Le tourisme peut alors devenir un outil de développement durable pour les territoires visités. A condition qu’une bonne partie des bénéfices générés par l’activité soit redistribuée aux populations locales qui s’investissent dans l’accueil des voyageurs.

Il existe différentes manières de voyager autrement

Mygraal - Voyager autrement © Nimbus - Fotolia

- Par le tourisme responsable, axé sur la connaissance des réalités locales, alternance d’activités culturelles et de rencontres avec les acteurs locaux.

- Par le tourisme équitable, qui, comme le commerce équitable, s’appuie sur la participation des populations locales avec des prises de décisions démocratiques, des modes de productions respectueux de l’environnement et une rémunération des prestations locales à une juste valeur.

- Par le tourisme solidaire, directement associé à des projets de solidarité. Dans ce cas, soit le voyagiste soutient des actions de développement, soit un projet est financé par une partie du coût de voyage.

Source Ritimo , Réseau d’information et de documentation pour le développement durable et la solidarité internationale.

Ainsi les voyagistes alternatifs peuvent mettre en avant l’un ou l’autre-ou même en combiner plusieurs-de ces types de tourisme.

Émergence de nouveaux voyagistes qui nous font voyager autrement

Une prise de conscience écologique

Bien que l’envie de voyager autrement ne soit pas nouvelle, la prise de conscience, plutôt récente, des enjeux écologiques de notre consommation a mis en avant ces organisateurs de voyage à visée équitable, responsable et solidaire.

Dès 1999, l’Organisation mondiale du tourisme crée le Code mondial d’éthique du tourisme qui valorise un tourisme respectueux des équilibres écologiques, économiques et culturels. Mais aucun des membres n’a à rendre de comptes sur son mode de fonctionnement.

Voyagistes alternatifs

C’est pourquoi, des associations organisant des voyages différents fondent l’Ates (Association pour le tourisme équitable et solidaire) basée sur la Charte du tourisme équitable, le guide de conduite des membres de l’association.

En 2009, l’Ates est le premier réseau national des voyagistes de tourisme équitable et solidaire et rassemblent 22 organisations.

Mygraal - Voyagistes alternatifs © Ian O'Hanlon - Fotolia

On peut constater, en visitant les différents sites de ces tour-opérateurs alternatifs, que les destinations proposées sont essentiellement basées en Afrique et en Amérique Latine, plus rarement en Asie.

Des questions peuvent alors se poser en ce qui concerne l’impact des vols aériens nécessaires pour rallier ces pays lointains.
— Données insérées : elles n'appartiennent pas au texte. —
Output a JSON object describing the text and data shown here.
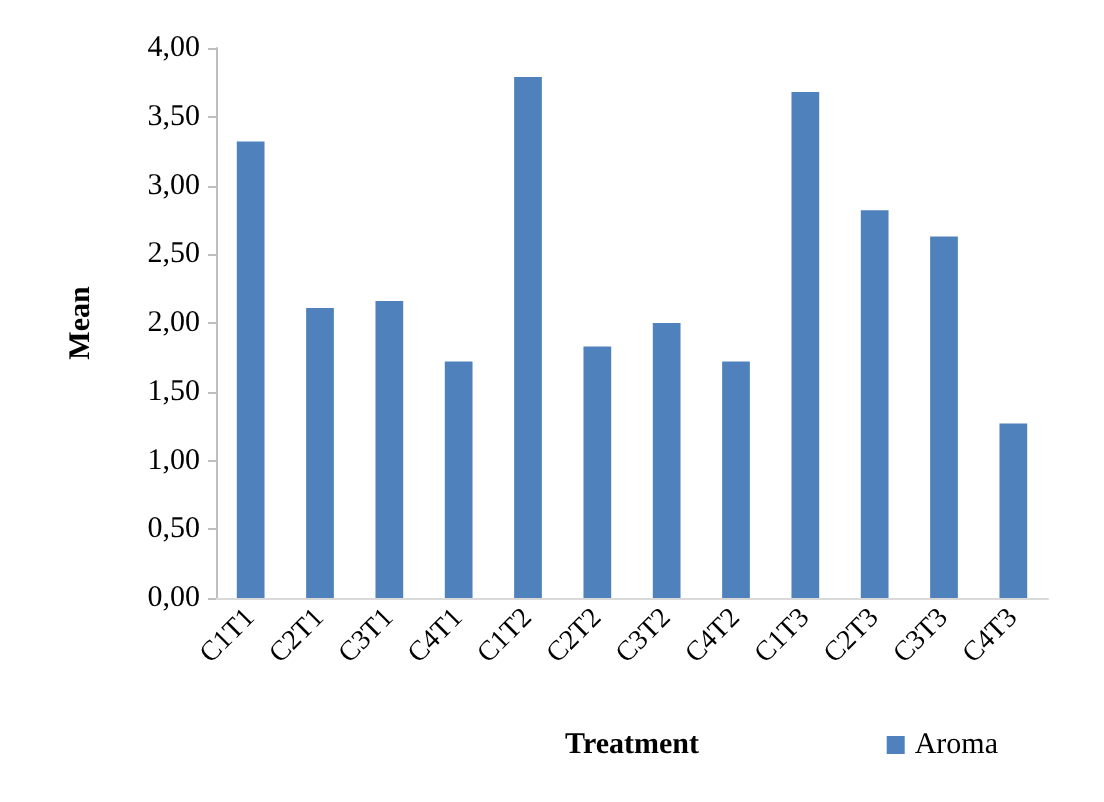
{
  "chart_data": {
    "type": "bar",
    "xlabel": "Treatment",
    "ylabel": "Mean",
    "categories": [
      "C1T1",
      "C2T1",
      "C3T1",
      "C4T1",
      "C1T2",
      "C2T2",
      "C3T2",
      "C4T2",
      "C1T3",
      "C2T3",
      "C3T3",
      "C4T3"
    ],
    "series": [
      {
        "name": "Aroma",
        "color": "#4f81bd",
        "values": [
          3.32,
          2.11,
          2.16,
          1.72,
          3.79,
          1.83,
          2.0,
          1.72,
          3.68,
          2.82,
          2.63,
          1.27
        ]
      }
    ],
    "ylim": [
      0,
      4
    ],
    "yticks": [
      {
        "value": 0,
        "label": "0,00"
      },
      {
        "value": 0.5,
        "label": "0,50"
      },
      {
        "value": 1,
        "label": "1,00"
      },
      {
        "value": 1.5,
        "label": "1,50"
      },
      {
        "value": 2,
        "label": "2,00"
      },
      {
        "value": 2.5,
        "label": "2,50"
      },
      {
        "value": 3,
        "label": "3,00"
      },
      {
        "value": 3.5,
        "label": "3,50"
      },
      {
        "value": 4,
        "label": "4,00"
      }
    ],
    "grid": false,
    "legend": "bottom right"
  }
}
Bien sûr, il y a la compensation des émissions de carbone, qui permet de racheter les nuisances induites par le vol en développant des projets écologiques dans le pays visité.
Mais, finalement, peu de voyageurs font ce choix : moins de 0,1 % de ceux qui voyagent en avion dans le monde. (Source : veille info tourisme ).

De plus, la distance même du vol implique un coût financier élevé pour des budgets serrés mais adeptes des voyages.

Aller plus loin dans le tourisme alternatif

Quelques associations se démarquent en proposant des destinations moins lointaines telles que l’Europe Centrale. Ces pays ont également droit à notre considération par rapport à leur développement social et économique. Les ONG locales sont les plus à même de faire découvrir les réalités du pays lors d’un voyage culturel par exemple.

Ces contrées peuvent être, en effet, exotiques et attirantes, par leurs cultures ou leurs paysages ! Pourquoi faut-il toujours voyager loin pour découvrir d’autres cultures, alors que nous ne connaissons pas nos voisins distants de quelques centaines de kilomètres ?

Il faut savoir, par exemple, que l’Albanie, la Serbie et la Bulgarie cumulent, à elles trois, 13 sites classés au patrimoine mondial de l’Unesco .

En 2009, année qui s’annonce difficile financièrement pour le tourisme, il pourrait être judicieux de développer encore différemment cette envie de voyager autrement.

Mettre en avant ces destinations proches, donc moins gourmande en énergie pour le transport (train ?), serait un bon compromis entre développer un tourisme différent et rester abordable financièrement.

Un citoyen responsable ne doit pas devenir un touriste irresponsable.